Alan Stevens

Keep your kit kosher

Network component counterfeiters are ripping off customers as well as networking vendors

Written by Alan Stevens

A friend took a watch to a repairer recently only to be told his expensive-looking timepiece was a worthless fake. Fortunately, it wasn’t that much of a shock. After all, it only cost a few pounds, and if you looked hard enough you could see “Rolox” written on the dial.

We’re more or less inured now to brandnames being ripped off. But it doesn’t just happen to watches, handbags and trainers. IT hardware can also be faked.

Audit firm KPMG estimates at least one in 10 IT products is counterfeit, at a cost to the industry of around $100bn a year. And, just as with consumer items, it’s the big-name brands that are affected the most. Cisco fakes, in particular, are all too common.

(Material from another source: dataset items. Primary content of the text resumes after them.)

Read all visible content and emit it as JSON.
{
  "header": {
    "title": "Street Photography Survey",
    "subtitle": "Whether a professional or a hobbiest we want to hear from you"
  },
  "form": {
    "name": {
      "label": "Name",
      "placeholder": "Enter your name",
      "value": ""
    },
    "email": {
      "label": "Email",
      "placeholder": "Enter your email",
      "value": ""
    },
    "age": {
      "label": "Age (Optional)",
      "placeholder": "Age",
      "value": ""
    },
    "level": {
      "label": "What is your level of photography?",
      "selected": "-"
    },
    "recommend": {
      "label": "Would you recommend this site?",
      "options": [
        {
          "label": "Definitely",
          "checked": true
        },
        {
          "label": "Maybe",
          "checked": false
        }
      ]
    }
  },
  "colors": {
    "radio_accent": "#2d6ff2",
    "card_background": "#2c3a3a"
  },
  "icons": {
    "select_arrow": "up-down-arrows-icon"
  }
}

Fake network hardware started to appear two or three years ago, with Cisco and other vendors blaming unscrupulous resellers and vowing to come down hard on any caught handling such goods. Yet the problem has grown. The trend towards manufacturing in the Far East and China is now cited as the prime reason.

It’s a common enough scenario. A big networking vendor like Cisco moves its manufacturing operations to China to cut production costs. The resulting lower prices lead to more products being sold – a win-win result for vendor and customers alike. The factories also gain, but nowhere near as much, mainly because they have to accept rock-bottom prices for the products they make.

But intellectual property isn’t particularly well protected in China. And language and cultural differences make it difficult to manage such partners as closely as might otherwise be possible.

So the factories make Cisco-branded kit during the day, possibly at a loss, and make up the deficit in extra overnight shifts that produce the same kit from the same designs for sale through the counterfeit channel.

But even when it’s the same hardware made in the same factory, counterfeit kit lacks a lot more than just a logo.

In particular, it’s not subject to the same quality controls. Rejects are just as valuable to the counterfeiter as perfect samples – they just have to appear to work.

The customer’s cost saving then goes up in a puff of smoke. With fakes sold alongside the real items at the same prices, nobody is the wiser until they go wrong. It’s then, when the warranty procedures kick into action, that counterfeits are most likely to be detected.

Reputable resellers honour warranties on anything they supply, but not all resellers are reputable, and the small print in a contract can be hard to argue. Plus, you can’t count on a sympathetic ear from the brand-owning vendor as you didn’t actually buy the fakes from it.

It’s a classic case of buyer beware. The best defence is not to buy anything if you’re not sure of it. As Shaw Taylor used to say on Police 5, “Keep ’em peeled.”